Comment by bambax

Comment by bambax 2 days ago

3 replies

> Code was always a means to an end. Unlike poetry or prose, end users don’t read or care about code.

Yes and no. Code is not art, but software is art.

What is art, then? Not something that's "beautiful", as beauty is of course mostly subjective. Not even something that works well.

I think art is a thing that was made with great care.

It doesn't matter if some piece of software was vibe-coded in part or in full, if it was edited, tested, retried enough times for its maker to consider it "perfect". Trash is something that's done in a careless way.

If you truly love and use what you made, it's likely someone else will. If not, well... why would anyone?

jll29 2 days ago

Well, why do humans read code:

1. To maintain it (to refactor or extend it).

2. To test it.

3. To debug it (to detect and fix flaws in it).

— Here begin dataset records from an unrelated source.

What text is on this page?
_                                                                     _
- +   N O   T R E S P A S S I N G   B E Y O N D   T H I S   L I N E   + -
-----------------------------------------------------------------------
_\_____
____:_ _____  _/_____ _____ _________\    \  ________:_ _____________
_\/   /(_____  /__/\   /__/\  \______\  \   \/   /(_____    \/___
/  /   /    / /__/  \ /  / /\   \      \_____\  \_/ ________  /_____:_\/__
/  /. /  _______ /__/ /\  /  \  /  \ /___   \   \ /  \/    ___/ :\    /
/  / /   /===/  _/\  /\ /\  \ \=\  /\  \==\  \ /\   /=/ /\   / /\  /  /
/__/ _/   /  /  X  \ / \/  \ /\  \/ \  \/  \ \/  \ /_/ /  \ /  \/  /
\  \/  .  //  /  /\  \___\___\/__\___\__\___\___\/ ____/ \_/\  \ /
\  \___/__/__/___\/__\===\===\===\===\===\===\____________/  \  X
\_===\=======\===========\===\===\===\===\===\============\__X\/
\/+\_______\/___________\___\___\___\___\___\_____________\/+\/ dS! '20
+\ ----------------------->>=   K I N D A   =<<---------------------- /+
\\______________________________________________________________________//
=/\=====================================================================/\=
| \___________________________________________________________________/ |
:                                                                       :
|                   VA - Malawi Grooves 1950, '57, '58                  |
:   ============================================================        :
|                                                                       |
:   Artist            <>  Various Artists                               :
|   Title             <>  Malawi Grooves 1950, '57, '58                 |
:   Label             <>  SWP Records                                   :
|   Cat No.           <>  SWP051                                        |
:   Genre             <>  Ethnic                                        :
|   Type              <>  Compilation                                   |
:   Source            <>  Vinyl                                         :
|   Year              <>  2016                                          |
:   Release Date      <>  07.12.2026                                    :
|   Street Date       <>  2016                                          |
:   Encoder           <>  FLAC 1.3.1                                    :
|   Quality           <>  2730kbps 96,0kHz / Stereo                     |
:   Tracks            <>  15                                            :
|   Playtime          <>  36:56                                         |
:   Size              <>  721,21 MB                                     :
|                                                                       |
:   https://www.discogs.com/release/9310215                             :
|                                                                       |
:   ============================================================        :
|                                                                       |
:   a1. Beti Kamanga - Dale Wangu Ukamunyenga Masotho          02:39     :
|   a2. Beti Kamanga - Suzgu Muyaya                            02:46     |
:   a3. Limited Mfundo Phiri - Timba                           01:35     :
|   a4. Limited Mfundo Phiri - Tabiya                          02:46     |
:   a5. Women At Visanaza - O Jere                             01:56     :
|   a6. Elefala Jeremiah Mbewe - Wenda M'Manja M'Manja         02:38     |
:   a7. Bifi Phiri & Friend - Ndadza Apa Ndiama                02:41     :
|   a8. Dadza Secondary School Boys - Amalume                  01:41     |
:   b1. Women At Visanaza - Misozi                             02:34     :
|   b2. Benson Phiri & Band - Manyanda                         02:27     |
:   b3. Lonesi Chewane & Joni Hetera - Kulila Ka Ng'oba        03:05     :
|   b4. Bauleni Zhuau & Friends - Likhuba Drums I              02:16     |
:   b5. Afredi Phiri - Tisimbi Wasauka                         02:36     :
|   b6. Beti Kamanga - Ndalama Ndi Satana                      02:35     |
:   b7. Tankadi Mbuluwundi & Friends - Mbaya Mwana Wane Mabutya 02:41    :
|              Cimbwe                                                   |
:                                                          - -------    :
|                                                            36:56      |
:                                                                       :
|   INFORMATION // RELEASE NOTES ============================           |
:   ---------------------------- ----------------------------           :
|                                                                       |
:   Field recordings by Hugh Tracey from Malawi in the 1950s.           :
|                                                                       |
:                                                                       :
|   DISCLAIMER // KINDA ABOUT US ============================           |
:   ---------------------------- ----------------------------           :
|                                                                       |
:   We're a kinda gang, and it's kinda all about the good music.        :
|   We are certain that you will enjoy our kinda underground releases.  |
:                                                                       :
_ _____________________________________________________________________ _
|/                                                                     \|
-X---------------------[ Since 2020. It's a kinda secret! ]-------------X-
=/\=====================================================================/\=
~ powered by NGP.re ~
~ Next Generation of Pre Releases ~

4. To learn (to get better by absorbing how the pros do it).

5. To verify and improve it (code review, pair programming).

6. To grade it (because a student wrote it).

7. To enjoy its beauty.

These are all I can think of right now, and they are ordered from most common to most rare case.

Personally, I have certainly read and re-read SICP code to enjoy its beauty (7), perhaps mixed in with a desire to learn (4) how to write equally beautiful code.

chrisvalleybay a day ago

The best definition of art I've read is the one from "What is Art?" by Tolstoy. I haven't read it myself, but came across it in a Van Neistat video recently.

Tolstoy argued that art is essentially the transmission of feeling from the artist to the audience. He claimed that when an artist experiences an emotion and then, through their work, evokes that same emotion in others, that is art.

jdjeeee 2 days ago

Art is expression. What the software provides (an experience) for which the artist (software engineer) expresses in code.